I due si muovono sui fronti opposti della legge: mentre Harry insegue un serial killer, deve anche incastrare il suo stesso collega prima che sia troppo tardi. Al loro fianco, Pia Tjelta nel ruolo di Rakel Fauke e una colonna sonora originale firmata da Nick Cave e Warren Ellis che contribuisce a definire l’atmosfera della serie.

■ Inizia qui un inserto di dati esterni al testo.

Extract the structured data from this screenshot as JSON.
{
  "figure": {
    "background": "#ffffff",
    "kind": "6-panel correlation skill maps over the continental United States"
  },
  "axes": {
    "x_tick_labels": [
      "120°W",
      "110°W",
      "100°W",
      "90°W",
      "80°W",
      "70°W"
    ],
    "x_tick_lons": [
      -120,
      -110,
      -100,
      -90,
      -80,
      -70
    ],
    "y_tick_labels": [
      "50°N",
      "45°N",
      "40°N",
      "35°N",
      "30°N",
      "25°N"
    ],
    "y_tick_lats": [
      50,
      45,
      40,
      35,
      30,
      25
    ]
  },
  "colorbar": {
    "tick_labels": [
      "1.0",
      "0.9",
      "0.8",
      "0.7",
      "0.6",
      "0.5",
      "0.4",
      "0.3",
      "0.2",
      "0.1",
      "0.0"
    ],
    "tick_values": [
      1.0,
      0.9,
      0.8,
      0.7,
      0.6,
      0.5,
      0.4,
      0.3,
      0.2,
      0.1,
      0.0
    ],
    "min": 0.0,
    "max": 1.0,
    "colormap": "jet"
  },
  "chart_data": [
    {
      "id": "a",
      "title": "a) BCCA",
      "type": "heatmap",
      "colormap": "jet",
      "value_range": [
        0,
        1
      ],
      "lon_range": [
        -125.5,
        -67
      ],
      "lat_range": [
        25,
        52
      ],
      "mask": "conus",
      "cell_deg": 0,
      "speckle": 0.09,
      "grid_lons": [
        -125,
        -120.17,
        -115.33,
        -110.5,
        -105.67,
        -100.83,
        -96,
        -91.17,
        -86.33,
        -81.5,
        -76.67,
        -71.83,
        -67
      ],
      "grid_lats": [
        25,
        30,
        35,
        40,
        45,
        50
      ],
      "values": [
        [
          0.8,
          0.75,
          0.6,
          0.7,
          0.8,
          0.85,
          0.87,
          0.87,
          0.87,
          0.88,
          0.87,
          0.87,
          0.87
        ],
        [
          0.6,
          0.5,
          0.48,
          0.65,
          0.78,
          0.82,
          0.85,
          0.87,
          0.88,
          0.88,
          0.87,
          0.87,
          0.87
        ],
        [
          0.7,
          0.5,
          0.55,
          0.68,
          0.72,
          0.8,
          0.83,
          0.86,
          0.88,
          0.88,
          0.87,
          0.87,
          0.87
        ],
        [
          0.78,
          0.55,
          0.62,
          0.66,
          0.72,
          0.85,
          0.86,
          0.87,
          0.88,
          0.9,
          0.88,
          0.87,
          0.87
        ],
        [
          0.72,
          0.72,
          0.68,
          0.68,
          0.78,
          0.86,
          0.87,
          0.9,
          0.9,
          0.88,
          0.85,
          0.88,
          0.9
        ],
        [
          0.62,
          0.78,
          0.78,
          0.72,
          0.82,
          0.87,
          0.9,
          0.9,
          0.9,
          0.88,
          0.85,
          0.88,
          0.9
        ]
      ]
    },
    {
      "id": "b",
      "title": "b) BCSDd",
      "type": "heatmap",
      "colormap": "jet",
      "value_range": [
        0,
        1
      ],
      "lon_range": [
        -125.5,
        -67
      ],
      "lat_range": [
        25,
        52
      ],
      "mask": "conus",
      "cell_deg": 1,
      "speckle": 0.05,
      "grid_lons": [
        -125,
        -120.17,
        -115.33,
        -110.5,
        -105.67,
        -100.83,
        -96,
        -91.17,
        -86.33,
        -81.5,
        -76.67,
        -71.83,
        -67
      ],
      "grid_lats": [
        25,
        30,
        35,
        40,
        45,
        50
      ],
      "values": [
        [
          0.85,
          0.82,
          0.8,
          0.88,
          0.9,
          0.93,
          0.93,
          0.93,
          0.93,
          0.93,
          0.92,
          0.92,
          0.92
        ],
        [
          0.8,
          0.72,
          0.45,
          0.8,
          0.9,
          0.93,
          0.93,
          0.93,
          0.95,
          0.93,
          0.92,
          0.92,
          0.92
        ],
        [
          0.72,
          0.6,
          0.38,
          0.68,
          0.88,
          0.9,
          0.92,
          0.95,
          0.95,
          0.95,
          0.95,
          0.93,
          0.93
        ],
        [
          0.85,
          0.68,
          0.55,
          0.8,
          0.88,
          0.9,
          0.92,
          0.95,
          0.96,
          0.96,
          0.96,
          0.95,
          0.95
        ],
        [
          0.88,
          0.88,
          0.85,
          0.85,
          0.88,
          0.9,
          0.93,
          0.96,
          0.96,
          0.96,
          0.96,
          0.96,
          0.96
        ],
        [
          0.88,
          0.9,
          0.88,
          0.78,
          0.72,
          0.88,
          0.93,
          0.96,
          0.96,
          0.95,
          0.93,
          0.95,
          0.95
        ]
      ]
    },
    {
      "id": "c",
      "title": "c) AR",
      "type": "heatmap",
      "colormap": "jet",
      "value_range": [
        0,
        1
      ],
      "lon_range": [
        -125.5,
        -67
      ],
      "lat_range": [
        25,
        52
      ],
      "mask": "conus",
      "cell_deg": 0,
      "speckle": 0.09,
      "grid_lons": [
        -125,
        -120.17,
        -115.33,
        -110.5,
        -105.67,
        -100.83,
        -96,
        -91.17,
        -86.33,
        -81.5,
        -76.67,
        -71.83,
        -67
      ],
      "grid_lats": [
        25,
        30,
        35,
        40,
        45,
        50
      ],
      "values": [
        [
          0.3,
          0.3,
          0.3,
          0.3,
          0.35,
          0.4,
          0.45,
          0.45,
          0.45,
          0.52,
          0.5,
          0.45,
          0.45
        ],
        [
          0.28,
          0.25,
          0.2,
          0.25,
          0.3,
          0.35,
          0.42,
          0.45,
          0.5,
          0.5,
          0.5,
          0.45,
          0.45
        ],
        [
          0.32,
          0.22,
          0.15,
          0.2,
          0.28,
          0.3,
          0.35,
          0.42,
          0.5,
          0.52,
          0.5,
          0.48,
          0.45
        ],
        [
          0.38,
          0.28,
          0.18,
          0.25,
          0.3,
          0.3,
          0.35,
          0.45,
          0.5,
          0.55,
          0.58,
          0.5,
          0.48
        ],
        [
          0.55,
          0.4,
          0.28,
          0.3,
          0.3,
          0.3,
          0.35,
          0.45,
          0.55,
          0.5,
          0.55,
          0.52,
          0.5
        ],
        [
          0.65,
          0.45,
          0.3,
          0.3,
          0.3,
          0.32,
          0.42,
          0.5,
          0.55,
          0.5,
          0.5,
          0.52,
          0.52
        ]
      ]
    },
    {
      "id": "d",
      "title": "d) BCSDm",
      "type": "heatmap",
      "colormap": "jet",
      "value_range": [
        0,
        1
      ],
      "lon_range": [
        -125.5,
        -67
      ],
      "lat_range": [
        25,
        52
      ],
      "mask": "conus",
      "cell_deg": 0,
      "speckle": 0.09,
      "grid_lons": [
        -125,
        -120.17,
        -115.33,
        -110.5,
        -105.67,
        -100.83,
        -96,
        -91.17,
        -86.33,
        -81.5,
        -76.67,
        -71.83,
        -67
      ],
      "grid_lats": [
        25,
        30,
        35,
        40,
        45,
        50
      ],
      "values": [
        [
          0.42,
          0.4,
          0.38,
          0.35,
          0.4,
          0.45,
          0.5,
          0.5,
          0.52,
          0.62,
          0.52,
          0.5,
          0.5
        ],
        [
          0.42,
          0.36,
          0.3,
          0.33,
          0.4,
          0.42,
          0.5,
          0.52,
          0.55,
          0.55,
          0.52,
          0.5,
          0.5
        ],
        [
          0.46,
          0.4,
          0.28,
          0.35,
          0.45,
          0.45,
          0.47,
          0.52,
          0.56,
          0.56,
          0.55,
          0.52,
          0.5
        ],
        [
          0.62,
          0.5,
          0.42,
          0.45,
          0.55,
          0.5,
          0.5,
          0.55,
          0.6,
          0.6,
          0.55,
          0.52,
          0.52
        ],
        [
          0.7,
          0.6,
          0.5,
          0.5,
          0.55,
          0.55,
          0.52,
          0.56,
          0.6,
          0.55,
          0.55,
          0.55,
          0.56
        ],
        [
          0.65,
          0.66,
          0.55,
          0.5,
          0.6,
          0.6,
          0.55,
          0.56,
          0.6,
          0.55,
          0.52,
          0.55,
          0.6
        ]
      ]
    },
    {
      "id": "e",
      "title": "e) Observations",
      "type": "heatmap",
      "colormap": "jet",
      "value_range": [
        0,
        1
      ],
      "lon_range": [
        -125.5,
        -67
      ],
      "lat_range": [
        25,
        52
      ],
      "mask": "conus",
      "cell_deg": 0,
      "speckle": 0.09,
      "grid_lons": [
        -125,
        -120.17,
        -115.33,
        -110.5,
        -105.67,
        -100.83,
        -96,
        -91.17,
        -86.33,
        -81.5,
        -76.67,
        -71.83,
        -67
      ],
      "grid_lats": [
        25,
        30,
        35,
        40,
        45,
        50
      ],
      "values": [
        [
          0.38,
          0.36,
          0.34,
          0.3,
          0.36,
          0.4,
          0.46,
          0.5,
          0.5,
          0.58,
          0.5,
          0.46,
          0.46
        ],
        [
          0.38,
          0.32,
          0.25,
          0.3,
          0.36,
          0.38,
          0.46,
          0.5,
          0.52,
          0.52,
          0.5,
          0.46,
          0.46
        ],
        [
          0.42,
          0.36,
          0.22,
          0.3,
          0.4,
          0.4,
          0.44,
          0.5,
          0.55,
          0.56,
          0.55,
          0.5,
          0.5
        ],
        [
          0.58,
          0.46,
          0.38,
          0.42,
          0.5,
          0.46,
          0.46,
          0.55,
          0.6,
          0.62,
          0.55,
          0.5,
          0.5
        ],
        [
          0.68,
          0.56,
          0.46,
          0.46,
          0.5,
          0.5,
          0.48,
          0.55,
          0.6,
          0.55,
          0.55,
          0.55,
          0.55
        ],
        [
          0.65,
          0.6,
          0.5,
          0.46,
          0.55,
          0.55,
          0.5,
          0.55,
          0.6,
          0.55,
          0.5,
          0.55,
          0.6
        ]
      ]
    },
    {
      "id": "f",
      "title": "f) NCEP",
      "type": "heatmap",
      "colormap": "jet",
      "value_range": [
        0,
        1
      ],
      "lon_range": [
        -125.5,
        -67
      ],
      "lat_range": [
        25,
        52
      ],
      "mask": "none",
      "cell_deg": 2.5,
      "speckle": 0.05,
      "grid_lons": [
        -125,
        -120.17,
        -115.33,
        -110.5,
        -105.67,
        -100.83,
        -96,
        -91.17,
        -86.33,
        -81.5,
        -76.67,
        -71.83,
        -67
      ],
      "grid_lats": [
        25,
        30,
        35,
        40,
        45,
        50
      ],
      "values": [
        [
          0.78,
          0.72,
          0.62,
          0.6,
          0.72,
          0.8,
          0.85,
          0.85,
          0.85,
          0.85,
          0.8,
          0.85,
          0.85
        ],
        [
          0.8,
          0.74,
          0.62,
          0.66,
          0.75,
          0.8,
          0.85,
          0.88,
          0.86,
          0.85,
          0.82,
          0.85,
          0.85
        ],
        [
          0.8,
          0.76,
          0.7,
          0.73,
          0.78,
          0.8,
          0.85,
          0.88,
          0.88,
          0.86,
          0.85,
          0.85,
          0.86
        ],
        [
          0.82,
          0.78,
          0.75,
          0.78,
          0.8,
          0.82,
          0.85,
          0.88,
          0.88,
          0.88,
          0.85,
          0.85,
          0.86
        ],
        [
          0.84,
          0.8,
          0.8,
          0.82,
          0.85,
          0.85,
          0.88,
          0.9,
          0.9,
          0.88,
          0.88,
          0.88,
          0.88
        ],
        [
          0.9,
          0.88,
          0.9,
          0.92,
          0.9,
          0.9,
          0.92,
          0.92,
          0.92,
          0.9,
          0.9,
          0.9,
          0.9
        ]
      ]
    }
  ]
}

Non è la prima volta che Harry Hole finisce sullo schermo. Nel 2017, il regista Tomas Alfredson portò al cinema L’uomo di neve con Michael Fassbender nei panni del commissario, ma il film divise ampiamente la critica per una realizzazione che molti giudicarono frettolosa e incapace di rendere giustizia alla complessità del romanzo. La serie Netflix rappresenta dunque anche una seconda possibilità: quella di dare finalmente a Harry Hole lo spazio narrativo che merita. Non un’ora e mezza di grande schermo, ma nove episodi per esplorare sfumature, contraddizioni e la tensione drammatica che Nesbø costruisce con una penna precisa e spesso imprevedibile.

C’è un dato che rende questa serie ancora più interessante: con Detective Hole è la prima volta che Jo Nesbø scrive direttamente per la televisione. Non si tratta dunque di un adattamento passato attraverso mani altrui, ma di una storia pensata e plasmata dall’autore stesso per il piccolo schermo. Nesbø conosce Harry Hole meglio di chiunque altro. E ora è lui a decidere come portarlo in televisione.

Di una cosa siamo certi: se Nesbø riuscirà a trasportare su Netflix il ritmo incalzante e l’azione tipici dei suoi libri, la complessità psicologica dei suoi personaggi e quel senso di vertigine morale che rende ogni romanzo una lettura impossibile da interrompere, allora Detective Hole potrebbe essere una delle serie crime più riuscite degli ultimi anni.

I nove episodi sono già disponibili su Netflix: non c’è motivo di aspettare.